Dodano 2022-06-20, w dziale recenzje - archiwum

Serię tę dostałam w prezencie z okazji mojej Pierwszej Komunii Świętej. Wtedy też podjęłam pierwszą próbę przeczytania jej, ale niestety poległam i to na pierwszym tomie. Gdy miałam 10 lat, moja polonistka poleciła nam przeczytać tę części jako lekturę. Cóż było robić, sięgnęłam po nią po raz kolejny i przeczytałam, ale nie zrobiła ona na mnie większego wrażenia. Ba, uznałam ją nawet za jedną z najnudniejszych lektur, napisaną dodatkowo bardzo infantylnym językiem. Mimo to, czemu do dziś się trochę dziwię, podjęłam od razu próbę przeczytania części drugiej. Niestety, kolejny raz poległam, chociaż ten tom wcale nie był gruby. Przytłaczała mnie jednak wtedy myśl, że przede mną jest jeszcze na pewno wiele równie nudnych i infantylnych opisów oraz dialogów. Minęło kilka kolejnych lat i pewnego dnia przeczytałam w Wikipedii streszczenie ostatniego tomu serii. Zaciekawiło mnie to do tego stopnia, że postanowiłam wrócić do serii i doczytać do końca. Miało to być moje wyzwanie czytelnicze na wakacje. Jak ustaliłam, tak zrobiłam i możecie mi wierzyć lub nie, ale jakimś cudem udało mi się przebrnąć przez wszystkie siedem części „Opowieści z Narnii” C.S. Lewisa.

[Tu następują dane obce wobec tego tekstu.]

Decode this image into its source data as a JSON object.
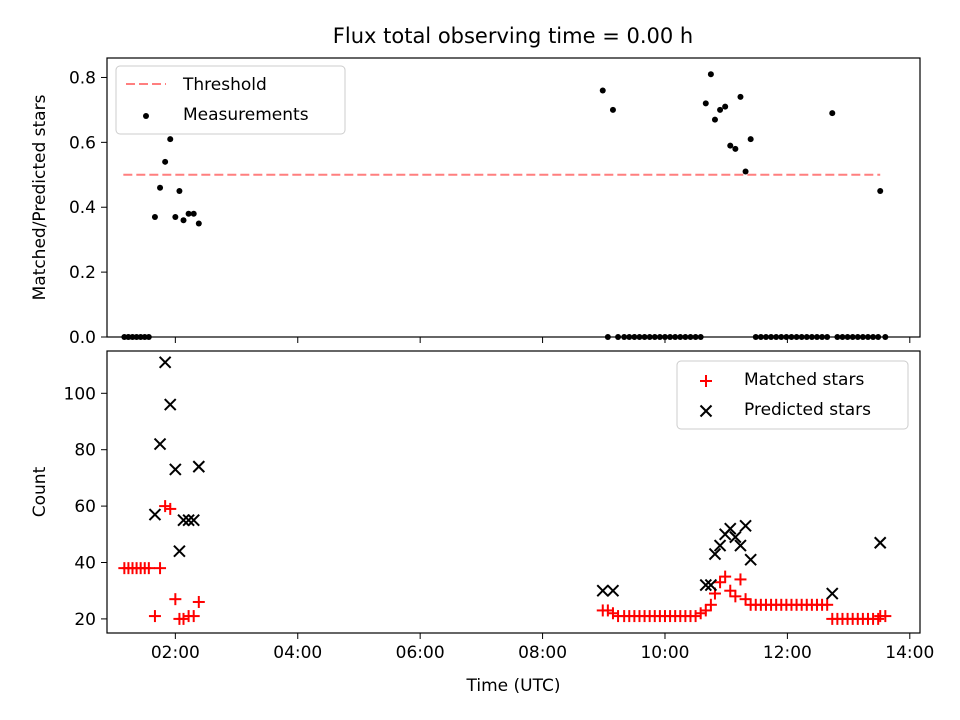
{
  "chart_data": [
    {
      "type": "scatter",
      "title": "Flux total observing time = 0.00 h",
      "xlabel": "",
      "ylabel": "Matched/Predicted stars",
      "ylim": [
        0,
        0.86
      ],
      "yticks": [
        0.0,
        0.2,
        0.4,
        0.6,
        0.8
      ],
      "ytick_labels": [
        "0.0",
        "0.2",
        "0.4",
        "0.6",
        "0.8"
      ],
      "xlim": [
        "00:53",
        "14:10"
      ],
      "grid": false,
      "legend_placement": "top-left",
      "threshold": {
        "name": "Threshold",
        "value": 0.5,
        "x_range": [
          "01:09",
          "13:31"
        ],
        "color": "#ff7f7f",
        "style": "dashed"
      },
      "series": [
        {
          "name": "Measurements",
          "color": "#000000",
          "marker": "dot",
          "points": [
            [
              "01:10",
              0.0
            ],
            [
              "01:14",
              0.0
            ],
            [
              "01:18",
              0.0
            ],
            [
              "01:22",
              0.0
            ],
            [
              "01:26",
              0.0
            ],
            [
              "01:30",
              0.0
            ],
            [
              "01:34",
              0.0
            ],
            [
              "01:40",
              0.37
            ],
            [
              "01:45",
              0.46
            ],
            [
              "01:50",
              0.54
            ],
            [
              "01:55",
              0.61
            ],
            [
              "02:00",
              0.37
            ],
            [
              "02:04",
              0.45
            ],
            [
              "02:08",
              0.36
            ],
            [
              "02:13",
              0.38
            ],
            [
              "02:18",
              0.38
            ],
            [
              "02:23",
              0.35
            ],
            [
              "08:59",
              0.76
            ],
            [
              "09:04",
              0.0
            ],
            [
              "09:09",
              0.7
            ],
            [
              "09:14",
              0.0
            ],
            [
              "09:20",
              0.0
            ],
            [
              "09:25",
              0.0
            ],
            [
              "09:30",
              0.0
            ],
            [
              "09:35",
              0.0
            ],
            [
              "09:40",
              0.0
            ],
            [
              "09:45",
              0.0
            ],
            [
              "09:50",
              0.0
            ],
            [
              "09:55",
              0.0
            ],
            [
              "10:00",
              0.0
            ],
            [
              "10:05",
              0.0
            ],
            [
              "10:10",
              0.0
            ],
            [
              "10:15",
              0.0
            ],
            [
              "10:20",
              0.0
            ],
            [
              "10:25",
              0.0
            ],
            [
              "10:30",
              0.0
            ],
            [
              "10:35",
              0.0
            ],
            [
              "10:40",
              0.72
            ],
            [
              "10:45",
              0.81
            ],
            [
              "10:49",
              0.67
            ],
            [
              "10:54",
              0.7
            ],
            [
              "10:59",
              0.71
            ],
            [
              "11:04",
              0.59
            ],
            [
              "11:09",
              0.58
            ],
            [
              "11:14",
              0.74
            ],
            [
              "11:19",
              0.51
            ],
            [
              "11:24",
              0.61
            ],
            [
              "11:29",
              0.0
            ],
            [
              "11:34",
              0.0
            ],
            [
              "11:39",
              0.0
            ],
            [
              "11:44",
              0.0
            ],
            [
              "11:49",
              0.0
            ],
            [
              "11:54",
              0.0
            ],
            [
              "11:59",
              0.0
            ],
            [
              "12:04",
              0.0
            ],
            [
              "12:09",
              0.0
            ],
            [
              "12:14",
              0.0
            ],
            [
              "12:19",
              0.0
            ],
            [
              "12:24",
              0.0
            ],
            [
              "12:29",
              0.0
            ],
            [
              "12:34",
              0.0
            ],
            [
              "12:39",
              0.0
            ],
            [
              "12:44",
              0.69
            ],
            [
              "12:49",
              0.0
            ],
            [
              "12:54",
              0.0
            ],
            [
              "12:59",
              0.0
            ],
            [
              "13:04",
              0.0
            ],
            [
              "13:09",
              0.0
            ],
            [
              "13:14",
              0.0
            ],
            [
              "13:19",
              0.0
            ],
            [
              "13:24",
              0.0
            ],
            [
              "13:29",
              0.0
            ],
            [
              "13:31",
              0.45
            ],
            [
              "13:36",
              0.0
            ]
          ]
        }
      ]
    },
    {
      "type": "scatter",
      "title": "",
      "xlabel": "Time (UTC)",
      "ylabel": "Count",
      "ylim": [
        15,
        115
      ],
      "yticks": [
        20,
        40,
        60,
        80,
        100
      ],
      "ytick_labels": [
        "20",
        "40",
        "60",
        "80",
        "100"
      ],
      "xlim": [
        "00:53",
        "14:10"
      ],
      "xticks": [
        "02:00",
        "04:00",
        "06:00",
        "08:00",
        "10:00",
        "12:00",
        "14:00"
      ],
      "xtick_labels": [
        "02:00",
        "04:00",
        "06:00",
        "08:00",
        "10:00",
        "12:00",
        "14:00"
      ],
      "grid": false,
      "legend_placement": "top-right",
      "series": [
        {
          "name": "Matched stars",
          "color": "#ff0000",
          "marker": "plus",
          "points": [
            [
              "01:10",
              38
            ],
            [
              "01:14",
              38
            ],
            [
              "01:18",
              38
            ],
            [
              "01:22",
              38
            ],
            [
              "01:26",
              38
            ],
            [
              "01:30",
              38
            ],
            [
              "01:34",
              38
            ],
            [
              "01:40",
              21
            ],
            [
              "01:45",
              38
            ],
            [
              "01:50",
              60
            ],
            [
              "01:55",
              59
            ],
            [
              "02:00",
              27
            ],
            [
              "02:04",
              20
            ],
            [
              "02:08",
              20
            ],
            [
              "02:13",
              21
            ],
            [
              "02:18",
              21
            ],
            [
              "02:23",
              26
            ],
            [
              "08:59",
              23
            ],
            [
              "09:04",
              23
            ],
            [
              "09:09",
              22
            ],
            [
              "09:14",
              21
            ],
            [
              "09:20",
              21
            ],
            [
              "09:25",
              21
            ],
            [
              "09:30",
              21
            ],
            [
              "09:35",
              21
            ],
            [
              "09:40",
              21
            ],
            [
              "09:45",
              21
            ],
            [
              "09:50",
              21
            ],
            [
              "09:55",
              21
            ],
            [
              "10:00",
              21
            ],
            [
              "10:05",
              21
            ],
            [
              "10:10",
              21
            ],
            [
              "10:15",
              21
            ],
            [
              "10:20",
              21
            ],
            [
              "10:25",
              21
            ],
            [
              "10:30",
              21
            ],
            [
              "10:35",
              22
            ],
            [
              "10:40",
              23
            ],
            [
              "10:45",
              25
            ],
            [
              "10:49",
              29
            ],
            [
              "10:54",
              33
            ],
            [
              "10:59",
              35
            ],
            [
              "11:04",
              30
            ],
            [
              "11:09",
              28
            ],
            [
              "11:14",
              34
            ],
            [
              "11:19",
              27
            ],
            [
              "11:24",
              25
            ],
            [
              "11:29",
              25
            ],
            [
              "11:34",
              25
            ],
            [
              "11:39",
              25
            ],
            [
              "11:44",
              25
            ],
            [
              "11:49",
              25
            ],
            [
              "11:54",
              25
            ],
            [
              "11:59",
              25
            ],
            [
              "12:04",
              25
            ],
            [
              "12:09",
              25
            ],
            [
              "12:14",
              25
            ],
            [
              "12:19",
              25
            ],
            [
              "12:24",
              25
            ],
            [
              "12:29",
              25
            ],
            [
              "12:34",
              25
            ],
            [
              "12:39",
              25
            ],
            [
              "12:44",
              20
            ],
            [
              "12:49",
              20
            ],
            [
              "12:54",
              20
            ],
            [
              "12:59",
              20
            ],
            [
              "13:04",
              20
            ],
            [
              "13:09",
              20
            ],
            [
              "13:14",
              20
            ],
            [
              "13:19",
              20
            ],
            [
              "13:24",
              20
            ],
            [
              "13:29",
              20
            ],
            [
              "13:31",
              21
            ],
            [
              "13:36",
              21
            ]
          ]
        },
        {
          "name": "Predicted stars",
          "color": "#000000",
          "marker": "x",
          "points": [
            [
              "01:40",
              57
            ],
            [
              "01:45",
              82
            ],
            [
              "01:50",
              111
            ],
            [
              "01:55",
              96
            ],
            [
              "02:00",
              73
            ],
            [
              "02:04",
              44
            ],
            [
              "02:08",
              55
            ],
            [
              "02:13",
              55
            ],
            [
              "02:18",
              55
            ],
            [
              "02:23",
              74
            ],
            [
              "08:59",
              30
            ],
            [
              "09:09",
              30
            ],
            [
              "10:40",
              32
            ],
            [
              "10:45",
              32
            ],
            [
              "10:49",
              43
            ],
            [
              "10:54",
              46
            ],
            [
              "10:59",
              50
            ],
            [
              "11:04",
              52
            ],
            [
              "11:09",
              49
            ],
            [
              "11:14",
              46
            ],
            [
              "11:19",
              53
            ],
            [
              "11:24",
              41
            ],
            [
              "12:44",
              29
            ],
            [
              "13:31",
              47
            ]
          ]
        }
      ]
    }
  ]
}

/pliki/zdjecia/opo1.jpg Zacznijmy od tego, że gdy książki te pojawiły się na rynku (a było to w latach 1950-1956), od razu zostały uznane za klasykę literatury dziecięcej, a także najlepsze dzieło ww. autora. Obecnie część pierwsza jest nawet na liście lektur szkolnych. Ten siedmioksiąg zachwycił podobno krytyków i czytelników. Ok, ale czym? W tamtym okresie był znacznie mniejszy wybór powieści fantasy i być może ludzie zaczytywali się tym, co było akurat pod ręką? Na pewno w Opowieściach z Narnii można znaleźć wiele metafor, alegorii oraz odwołań, tak do chrześcijaństwa jak i mitologii greckiej czy rzymskiej, a także astrologii (centaury czytają z gwiazd). A jako że jestem już po lekturze wszystkich części, postanowiłam dzisiaj rozprawić się z całym dziełem, dlatego ostrzegam przed spojlerami. Tak sobie jednak myślę, że osoby, które nie przeczytały wszystkich tomów cyklu, raczej już po pozostałe nie sięgną, a tym, którzy przeczytali, nie powinno to zaszkodzić.

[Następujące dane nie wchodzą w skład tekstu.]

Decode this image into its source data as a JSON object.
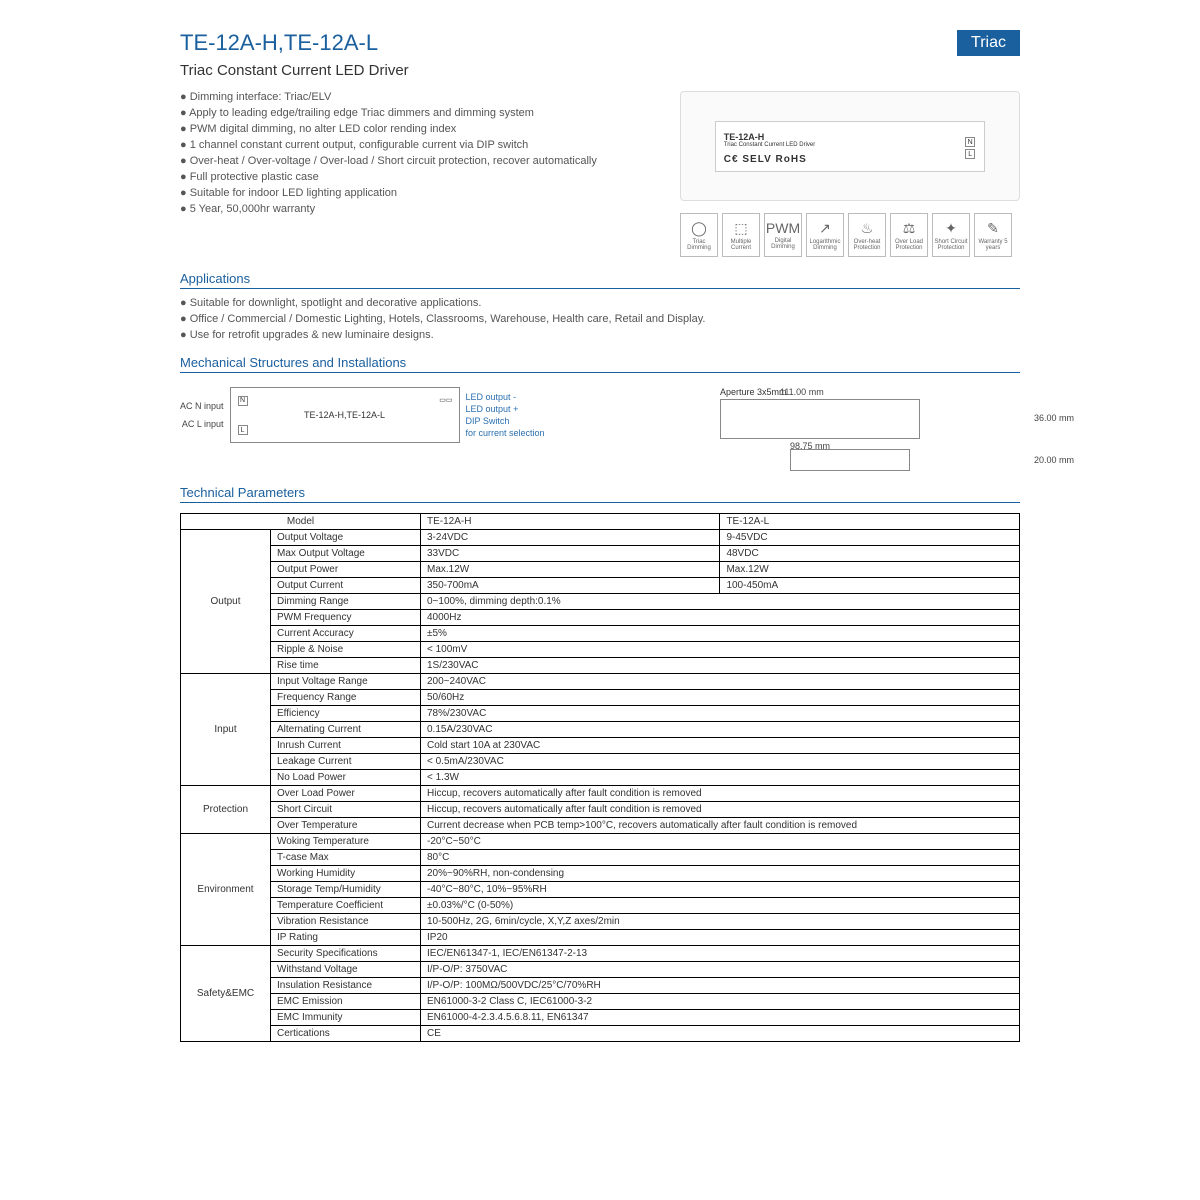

Tom pierwszy Opowieści z Narnii: „Lew, czarownica i stara szafa” ma najdłuższy tytuł, jaki do tej pory widziałam. To bezsprzecznie najpopularniejsza część, ponieważ większość osób z mojego pokolenia czytała ją jako lekturę. Część ta została też sfilmowana w 2005 roku przez Andrew Adamsona i był to zapewne z tego samego powodu bardzo popularny obraz. W tejże części czwórka dzieci z naszego świata: Piotr, Zuzanna, Edmund i Łucja trafia przez przejście w starej szafie do magicznej krainy zwanej Narnią. Kraina choć piękna, pokryta jest śniegiem przez złą czarownicę. Na szczęście istnieje też proroctwo, które mówi, że świat ten uratuje czwórka zwykłych dzieci. Oczywiście, aby tak się stało, musi im pomóc ktoś potężny, no to pojawia się lew Aslan. Nie jest to jednak byle jaki oswojony zwierz, a zwierz potężny, który przed laty tę krainę stworzył. W pewnym momencie tej historii dochodzi jednak do zdrady Edmunda, w wyniku której Aslan musi się poświęcić i ginie. Na szczęście szybko wraca do żywych i zabija złą czarownicę. /pliki/zdjecia/opo2.jpg Wówczas nic nie jest już w stanie zakłócić koronacji dzieci i nadejścia złotego wieku dla Narnii. Po wielu latach dzieci, już jako osoby dorosłe, wracają jednak do swojego świata i przekonują się, że w obu znanych im światach czas biegnie różnie. W tym ich naturalnym minęło bowiem od ich zniknięcia raptem jakieś parę minut. Co tu jest nie tak? Kiedy byłam mała postać lwa mnie irytowała i to nawet bez tej całej chrześcijańskiej otoczki. Nie zrozumcie mnie źle. Nie mam nic do żadnej religii, ale nie lubię, gdy ktoś na siłę wciska do powieści jakieś religijne elementy. A szczegółowa analiza powieści i doszukiwanie się symbolicznych znaczeń oraz związków między nimi podczas lekcji języka polskiego też odegrało swoją rolę i chyba jeszcze bardziej mnie do tej powieści zniechęciło. A do tego ten, jak wspominałam powyżej, bardzo infantylny styl. Może was to zdziwi, ale gdy czytałam tę powieść jako dziecko, czułam, że autor traktuje mnie jakbym była trochę nierozgarnięta.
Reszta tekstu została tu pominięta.